It is nice to talk to finance people for a change. Most of my working life is dealing with the Higher Beings in C-suite who have only two concerns: firstly, to maximise their own package, secondly to maximise their own career in order to improve their own package. I also spend a lot of time with human resources.
Pay budgets
Every year, I get to chat to someone in the planning team about the annual budgets. This year it is William; he with the rather distracting blue eyes. I try to keep my mind on the job in hand. There are two parts to the budgeting activity: one is our own departmental budget; people costs, expenses, and any consulting costs we take centrally.
This should be Big Bad Boss’s watch, but for a numbers guy he does not actually like doing any, so it falls to me. And to be honest, I quite like having a reason to snoop on everyone’s latest pay.

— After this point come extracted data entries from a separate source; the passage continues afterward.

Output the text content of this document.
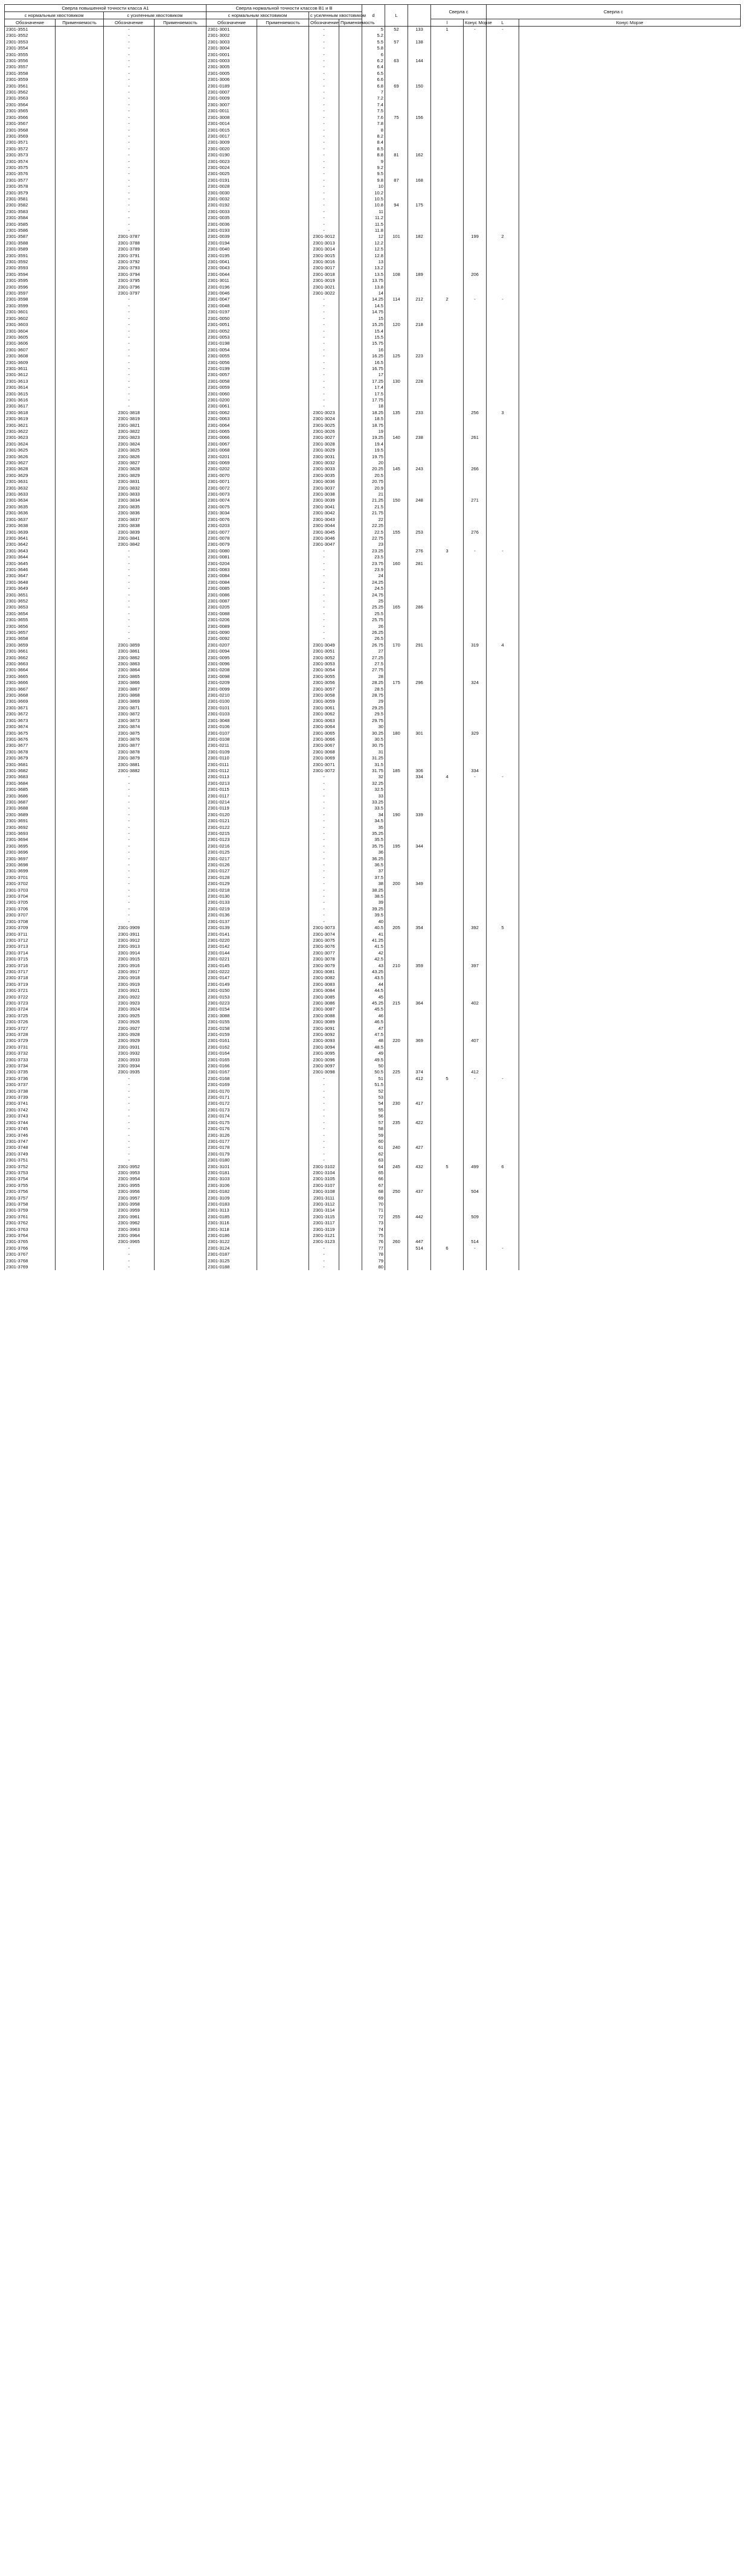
Сверла повышенной точности класса А1				Сверла нормальной точности классов В1 и В				d	L		Сверла с		Сверла с	
с нормальным хвостовиком		с усиленным хвостовиком		с нормальным хвостовиком		с усиленным хвостовиком								
Обозначение	Применяемость	Обозначение	Применяемость	Обозначение	Применяемость	Обозначение	Применяемость				l	Конус Морзе	L	Конус Морзе
2301-3551		-		2301-3001		-		5	52	133	1	-	-	
2301-3552		-		2301-3002		-		5.2						
2301-3553		-		2301-3003		-		5.5	57	138				
2301-3554		-		2301-3004		-		5.8						
2301-3555		-		2301-0001		-		6						
2301-3556		-		2301-0003		-		6.2	63	144				
2301-3557		-		2301-3005		-		6.4						
2301-3558		-		2301-0005		-		6.5						
2301-3559		-		2301-3006		-		6.6						
2301-3561		-		2301-0189		-		6.8	69	150				
2301-3562		-		2301-0007		-		7						
2301-3563		-		2301-0009		-		7.2						
2301-3564		-		2301-3007		-		7.4						
2301-3565		-		2301-0011		-		7.5						
2301-3566		-		2301-3008		-		7.6	75	156				
2301-3567		-		2301-0014		-		7.8						
2301-3568		-		2301-0015		-		8						
2301-3569		-		2301-0017		-		8.2						
2301-3571		-		2301-3009		-		8.4						
2301-3572		-		2301-0020		-		8.5						
2301-3573		-		2301-0190		-		8.8	81	162				
2301-3574		-		2301-0023		-		9						
2301-3575		-		2301-0024		-		9.2						
2301-3576		-		2301-0025		-		9.5						
2301-3577		-		2301-0191		-		9.8	87	168				
2301-3578		-		2301-0028		-		10						
2301-3579		-		2301-0030		-		10.2						
2301-3581		-		2301-0032		-		10.5						
2301-3582		-		2301-0192		-		10.8	94	175				
2301-3583		-		2301-0033		-		11						
2301-3584		-		2301-0035		-		11.2						
2301-3585		-		2301-0036		-		11.5						
2301-3586		-		2301-0193		-		11.8						
2301-3587		2301-3787		2301-0039		2301-3012		12	101	182		199	2	
2301-3588		2301-3788		2301-0194		2301-3013		12.2						
2301-3589		2301-3789		2301-0040		2301-3014		12.5						
2301-3591		2301-3791		2301-0195		2301-3015		12.8						
2301-3592		2301-3792		2301-0041		2301-3016		13						
2301-3593		2301-3793		2301-0043		2301-3017		13.2						
2301-3594		2301-3794		2301-0044		2301-3018		13.5	108	189		206		
2301-3595		2301-3795		2301-3011		2301-3019		13.75						
2301-3596		2301-3796		2301-0196		2301-3021		13.8						
2301-3597		2301-3797		2301-0046		2301-3022		14						
2301-3598		-		2301-0047		-		14.25	114	212	2	-	-	
2301-3599		-		2301-0048		-		14.5						
2301-3601		-		2301-0197		-		14.75						
2301-3602		-		2301-0050		-		15						
2301-3603		-		2301-0051		-		15.25	120	218				
2301-3604		-		2301-0052		-		15.4						
2301-3605		-		2301-0053		-		15.5						
2301-3606		-		2301-0198		-		15.75						
2301-3607		-		2301-0054		-		16						
2301-3608		-		2301-0055		-		16.25	125	223				
2301-3609		-		2301-0056		-		16.5						
2301-3611		-		2301-0199		-		16.75						
2301-3612		-		2301-0057		-		17						
2301-3613		-		2301-0058		-		17.25	130	228				
2301-3614		-		2301-0059		-		17.4						
2301-3615		-		2301-0060		-		17.5						
2301-3616		-		2301-0200		-		17.75						
2301-3617		-		2301-0061		-		18						
2301-3618		2301-3818		2301-0062		2301-3023		18.25	135	233		256	3	
2301-3619		2301-3819		2301-0063		2301-3024		18.5						
2301-3621		2301-3821		2301-0064		2301-3025		18.75						
2301-3622		2301-3822		2301-0065		2301-3026		19						
2301-3623		2301-3823		2301-0066		2301-3027		19.25	140	238		261		
2301-3624		2301-3824		2301-0067		2301-3028		19.4						
2301-3625		2301-3825		2301-0068		2301-3029		19.5						
2301-3626		2301-3826		2301-0201		2301-3031		19.75						
2301-3627		2301-3827		2301-0069		2301-3032		20						
2301-3628		2301-3828		2301-0202		2301-3033		20.25	145	243		266		
2301-3629		2301-3829		2301-0070		2301-3035		20.5						
2301-3631		2301-3831		2301-0071		2301-3036		20.75						
2301-3632		2301-3832		2301-0072		2301-3037		20.9						
2301-3633		2301-3833		2301-0073		2301-3038		21						
2301-3634		2301-3834		2301-0074		2301-3039		21.25	150	248		271		
2301-3635		2301-3835		2301-0075		2301-3041		21.5						
2301-3636		2301-3836		2301-3034		2301-3042		21.75						
2301-3637		2301-3837		2301-0076		2301-3043		22						
2301-3638		2301-3838		2301-0203		2301-3044		22.25						
2301-3639		2301-3839		2301-0077		2301-3045		22.5	155	253		276		
2301-3641		2301-3841		2301-0078		2301-3046		22.75						
2301-3642		2301-3842		2301-0079		2301-3047		23						
2301-3643		-		2301-0080		-		23.25		276	3	-	-	
2301-3644		-		2301-0081		-		23.5						
2301-3645		-		2301-0204		-		23.75	160	281				
2301-3646		-		2301-0083		-		23.9						
2301-3647		-		2301-0084		-		24						
2301-3648		-		2301-0084		-		24.25						
2301-3649		-		2301-0085		-		24.5						
2301-3651		-		2301-0086		-		24.75						
2301-3652		-		2301-0087		-		25						
2301-3653		-		2301-0205		-		25.25	165	286				
2301-3654		-		2301-0088		-		25.5						
2301-3655		-		2301-0206		-		25.75						
2301-3656		-		2301-0089		-		26						
2301-3657		-		2301-0090		-		26.25						
2301-3658		-		2301-0092		-		26.5						
2301-3659		2301-3859		2301-0207		2301-3049		26.75	170	291		319	4	
2301-3661		2301-3861		2301-0094		2301-3051		27						
2301-3662		2301-3862		2301-0095		2301-3052		27.25						
2301-3663		2301-3863		2301-0096		2301-3053		27.5						
2301-3664		2301-3864		2301-0208		2301-3054		27.75						
2301-3665		2301-3865		2301-0098		2301-3055		28						
2301-3666		2301-3866		2301-0209		2301-3056		28.25	175	296		324		
2301-3667		2301-3867		2301-0099		2301-3057		28.5						
2301-3668		2301-3868		2301-0210		2301-3058		28.75						
2301-3669		2301-3869		2301-0100		2301-3059		29						
2301-3671		2301-3871		2301-0101		2301-3061		29.25						
2301-3672		2301-3872		2301-0103		2301-3062		29.5						
2301-3673		2301-3873		2301-3048		2301-3063		29.75						
2301-3674		2301-3874		2301-0106		2301-3064		30						
2301-3675		2301-3875		2301-0107		2301-3065		30.25	180	301		329		
2301-3676		2301-3876		2301-0108		2301-3066		30.5						
2301-3677		2301-3877		2301-0211		2301-3067		30.75						
2301-3678		2301-3878		2301-0109		2301-3068		31						
2301-3679		2301-3879		2301-0110		2301-3069		31.25						
2301-3681		2301-3881		2301-0111		2301-3071		31.5						
2301-3682		2301-3882		2301-0112		2301-3072		31.75	185	306		334		
2301-3683		-		2301-0113		-		32		334	4	-	-	
2301-3684		-		2301-0213		-		32.25						
2301-3685		-		2301-0115		-		32.5						
2301-3686		-		2301-0117		-		33						
2301-3687		-		2301-0214		-		33.25						
2301-3688		-		2301-0119		-		33.5						
2301-3689		-		2301-0120		-		34	190	339				
2301-3691		-		2301-0121		-		34.5						
2301-3692		-		2301-0122		-		35						
2301-3693		-		2301-0215		-		35.25						
2301-3694		-		2301-0123		-		35.5						
2301-3695		-		2301-0216		-		35.75	195	344				
2301-3696		-		2301-0125		-		36						
2301-3697		-		2301-0217		-		36.25						
2301-3698		-		2301-0126		-		36.5						
2301-3699		-		2301-0127		-		37						
2301-3701		-		2301-0128		-		37.5						
2301-3702		-		2301-0129		-		38	200	349				
2301-3703		-		2301-0218		-		38.25						
2301-3704		-		2301-0130		-		38.5						
2301-3705		-		2301-0133		-		39						
2301-3706		-		2301-0219		-		39.25						
2301-3707		-		2301-0136		-		39.5						
2301-3708		-		2301-0137		-		40						
2301-3709		2301-3909		2301-0139		2301-3073		40.5	205	354		392	5	
2301-3711		2301-3911		2301-0141		2301-3074		41						
2301-3712		2301-3912		2301-0220		2301-3075		41.25						
2301-3713		2301-3913		2301-0142		2301-3076		41.5						
2301-3714		2301-3914		2301-0144		2301-3077		42						
2301-3715		2301-3915		2301-0221		2301-3078		42.5						
2301-3716		2301-3916		2301-0145		2301-3079		43	210	359		397		
2301-3717		2301-3917		2301-0222		2301-3081		43.25						
2301-3718		2301-3918		2301-0147		2301-3082		43.5						
2301-3719		2301-3919		2301-0149		2301-3083		44						
2301-3721		2301-3921		2301-0150		2301-3084		44.5						
2301-3722		2301-3922		2301-0153		2301-3085		45						
2301-3723		2301-3923		2301-0223		2301-3086		45.25	215	364		402		
2301-3724		2301-3924		2301-0154		2301-3087		45.5						
2301-3725		2301-3925		2301-3088		2301-3088		46						
2301-3726		2301-3926		2301-0155		2301-3089		46.5						
2301-3727		2301-3927		2301-0158		2301-3091		47						
2301-3728		2301-3928		2301-0159		2301-3092		47.5						
2301-3729		2301-3929		2301-0161		2301-3093		48	220	369		407		
2301-3731		2301-3931		2301-0162		2301-3094		48.5						
2301-3732		2301-3932		2301-0164		2301-3095		49						
2301-3733		2301-3933		2301-0165		2301-3096		49.5						
2301-3734		2301-3934		2301-0166		2301-3097		50						
2301-3735		2301-3935		2301-0167		2301-3098		50.5	225	374		412		
2301-3736		-		2301-0168		-		51		412	5	-	-	
2301-3737		-		2301-0169		-		51.5						
2301-3738		-		2301-0170		-		52						
2301-3739		-		2301-0171		-		53						
2301-3741		-		2301-0172		-		54	230	417				
2301-3742		-		2301-0173		-		55						
2301-3743		-		2301-0174		-		56						
2301-3744		-		2301-0175		-		57	235	422				
2301-3745		-		2301-0176		-		58						
2301-3746		-		2301-3126		-		59						
2301-3747		-		2301-0177		-		60						
2301-3748		-		2301-0178		-		61	240	427				
2301-3749		-		2301-0179		-		62						
2301-3751		-		2301-0180		-		63						
2301-3752		2301-3952		2301-3101		2301-3102		64	245	432	5	499	6	
2301-3753		2301-3953		2301-0181		2301-3104		65						
2301-3754		2301-3954		2301-3103		2301-3105		66						
2301-3755		2301-3955		2301-3106		2301-3107		67						
2301-3756		2301-3956		2301-0182		2301-3108		68	250	437		504		
2301-3757		2301-3957		2301-3109		2301-3111		69						
2301-3758		2301-3958		2301-0183		2301-3112		70						
2301-3759		2301-3959		2301-3113		2301-3114		71						
2301-3761		2301-3961		2301-0185		2301-3115		72	255	442		509		
2301-3762		2301-3962		2301-3116		2301-3117		73						
2301-3763		2301-3963		2301-3118		2301-3119		74						
2301-3764		2301-3964		2301-0186		2301-3121		75						
2301-3765		2301-3965		2301-3122		2301-3123		76	260	447		514		
2301-3766		-		2301-3124		-		77		514	6	-	-	
2301-3767		-		2301-0187		-		78						
2301-3768		-		2301-3125		-		79						
2301-3769		-		2301-0188		-		80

I see that he was moved up a grade last year and had a fat pay increase to boot. I am not jealous; my perspective is this only goes to demonstrate the art of the possible. It also gives me confidence when it comes to asking for a bigger increase myself next time. To make sure he will be able to afford it, I add a little buffer to our budget under ‘other costs’ and hope no one asks for a description.
Working out what we are going to spend on advisors is more difficult, but these days, we fob off as much as we can onto the local business units. Big Bad Boss also spends quite a lot on entertaining, but I am fine with that; it keeps him happy and out of my way for the most part.
Fringe costs
The other part of my budget input is working with the finance team to confirm the percentage to use for fringe costs for all European countries. They add a rough percentage to the salary estimate to cover all the other elements of reward. This is where it gets messy and, this always surprises me, nothing ever adds up.
Finance does provide a breakdown of fringe costs year to date and all I need to do is confirm their assumptions on what that will look like for the next three years. It should be easy; we now have a fancy benefits database, provided at great expense by Mercenary Benefits (don’t get me started on that particular request for proposal), yet we still do not really have a good handle on benefits in all the countries.
That is because any database is only as good as the data that gets put in it. At a local country level, some of this data may be input by very stretched HR business partners, and although they are great at the wiffle-waffle, I find they are particularly challenged when it comes to anything to do with numbers. Even my source of truth has to be used with a degree of caution.
Benefits budget
On the accounting side, the finance team has done a great job of breaking out the chart of accounts into relevant cost codes for all the variations on social taxes, and major headings of company benefits we provide on top. I am really happy with how benefits costs should be broken out, because we agreed the headings together in a previous year. That would make it really easy to see what we are spending against what is expected.
I should say in theory because the account codes are not being used properly. When I dig into the detail, I find social taxes booked to supplemental retirement plans, and profit sharing put into commissions. Some nuances may down to local translation issues, but really that is no excuse. Sigh. It is like putting together a giant picture puzzle.
William keeps pinging me for an update. While it is nice to look into those big blue eyes, there is not much either of us can do to move things on any quicker. In the end, I almost have to create a bottom-up estimate for each of the main elements included in fringe in order to verify the number. It really riles me that the benefits database we spent all that money on is useless in that respect. In the vague hope of improving things for next year, I fire off a load of corrections to be made to the benefits platform, and similarly, a list of coding corrections for the local finance teams to make to the actual costs booked in future.
In the end, I have spent about two days on budgets, and while working with William makes a nice change, it is not really part of my job description or objectives to manage cost administration, only to keep costs down. That gives me an idea. I can add a whole section on benefits cost management to my CV, and I add a new deliverable to my objectives to be assessed at year end.
This might even give me the justification I need to argue for a pay rise or even a bump in grade based on additional responsibilities. After all, that is what any of the Higher Beings in C-suite would do. All I am doing by self-serving in this way is showing characteristic leadership qualities. Whoever said that finance is boring?